Upserting large table extremely slow
Feature Request / Improvement
Feature Request / Improvement
Upserting large dataframes (tens of millions of rows) in un-usably slow due to creating a massive BooleanExpression in upsert_util.create_match_filter. This is before any IO is even started. It would be nice if upserts could support large tables.
I'd be happy to work on this issue.
Haha I was just looking at this last week, it is especially slow for time series data with tens of millions of rows (that is a huuuuuge filter) -- I wonder if it would make sense for a user to be able to supply their own filter into the util? That was what enabled me to squeeze more performance out after hard coding it in
Being able to provide a "hint" seems like a decent workaround, but then we have to rely on the user providing the correct filter, otherwise the upsert won't work properly.
Ultimately I think upsert should be able to make use of the table's PartitionSpec to determine what files to read given the table to be upserted. (This would only work when the row identifiers are also being used to partition but I believe that is a pretty natural use pattern).
This aligns well with the discussion here: https://github.com/apache/iceberg-python/issues/2138#issuecomment-2997190853
While there have been improvements to upsert - like reducing memory pressure and avoiding recursion in create_match_filter - performance is still suboptimal. This is largely because upsert is currently built on top of operations like delete and overwrite.
For example, overwrite internally performs a delete followed by an append. The delete step may even rewrite entire data files by applying a filter and preserving rows that don’t match, then rewriting the result using the current schema, partition spec, and sort order.
Interestingly, this "replace" behavior in delete is already very close to what an upsert needs to do - especially when new rows are appended immediately after. Here's a simplified view of how files are rewritten:
df = ArrowScan(...).to_table(...)
filtered_df = df.filter(preserve_row_filter)
if len(filtered_df) == 0:
replaced_files.append((original_file.file, []))
elif len(df) != len(filtered_df):
replaced_files.append((original_file.file, [...]))
Because upsert reuses these higher-level constructs, we lose the opportunity to optimize the operation at a lower level.

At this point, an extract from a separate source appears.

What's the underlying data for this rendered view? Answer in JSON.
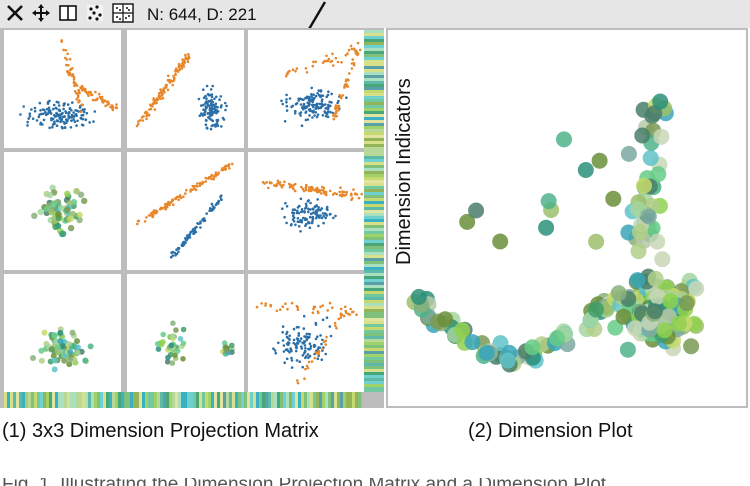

Treating upsert as a first-class primitive, like delete or overwrite, would allow us to optimize each step more precisely and avoid unnecessary rewrites, which is especially important for large tables.
cc @Fokko
Hey @koenvo thanks for raising this discussion. Nothing is set in stone, so there are always possibilities to optimize, and I agree, we started with rough building blocks.
The nice thing of the current approach is, when there is nothing to delete, it will only create an append operation. Also creating two snapshots (DELETE+APPEND) instead of just a OVERWRITE, makes it more transparent to other clients to what happend to the table. Although this should not be at every expense. Currently, we actually produce:
DELETE,APPENDfor the delete operationAPPENDfor the insert operation
Also, potentially generating quite a bit of data and metadata, so there is definitely room for improvement.
Here's a simplified view of how files are rewritten:
I don't think that's correct, because there we pull in all the data in memory, but we filter on only relevant files based on the Iceberg metadata.
I think @Anton-Tarazi's original point -- creating a bunch of (Python object) filter expressions for every row in a large dataframe is going to be slow, and we do that before any real i/o happens -- this is done so that, as Fokko says,
we filter on only relevant files based on the Iceberg metadata.
My guess is for tables of a certain size/layout you'd do better to just skip this metadata-based file pruning given the expensive python object creations.
Honestly, I think it would be a better use of community resources to invest more in the iceberg-rust/datafusion path so that the bulk of this logic can be moved out of pure python, than to spend a ton of effort trying to optimize the Python implementation.
Honestly, I think it would be a better use of community resources to invest more in the iceberg-rust/datafusion path so that the bulk of this logic can be moved out of pure python, than to spend a ton of effort trying to optimize the Python implementation.
Agreed, I think if we spent more effort rolling wheels from the rust version and targeting a tighter relationship between pyiceberg and the rust implementation everyone wins
Totally agree. Lets start exploring the iceberg-rust codebase
@Fokko @kevinjqliu do you think its worth setting up a roadmap for what should be candidates for rolling wheels from rust? Would really help focus efforts on lacking parts of rust if we want parity!
I've created https://github.com/apache/iceberg-python/issues/2396 as I think that would already speed up things quite a bit.
Posted this on Slack as well but during my initial test with one month of data.
I read Parquet source files in batches of 128 MB (based on file size) and used .upsert() to write to iceberg. I tried with the table identifier as a single column (xxhash 128) and multiple columns (the actual business columns).
initial upsert (on empty table) 962,000 rows in 75 seconds batch 2 upsert 967,000 rows in 256 seconds batch 3 upsert 728,000 rows in 328 seconds
Then I tried to process 1 day of data and I ran into an OOM error (with delta-rs this same test took 3 seconds to completely successfully).
Each batch took longer than the previous batch and everything took way too long. I am going to test if I can use partial overwrites to build a more specific predicate/expression.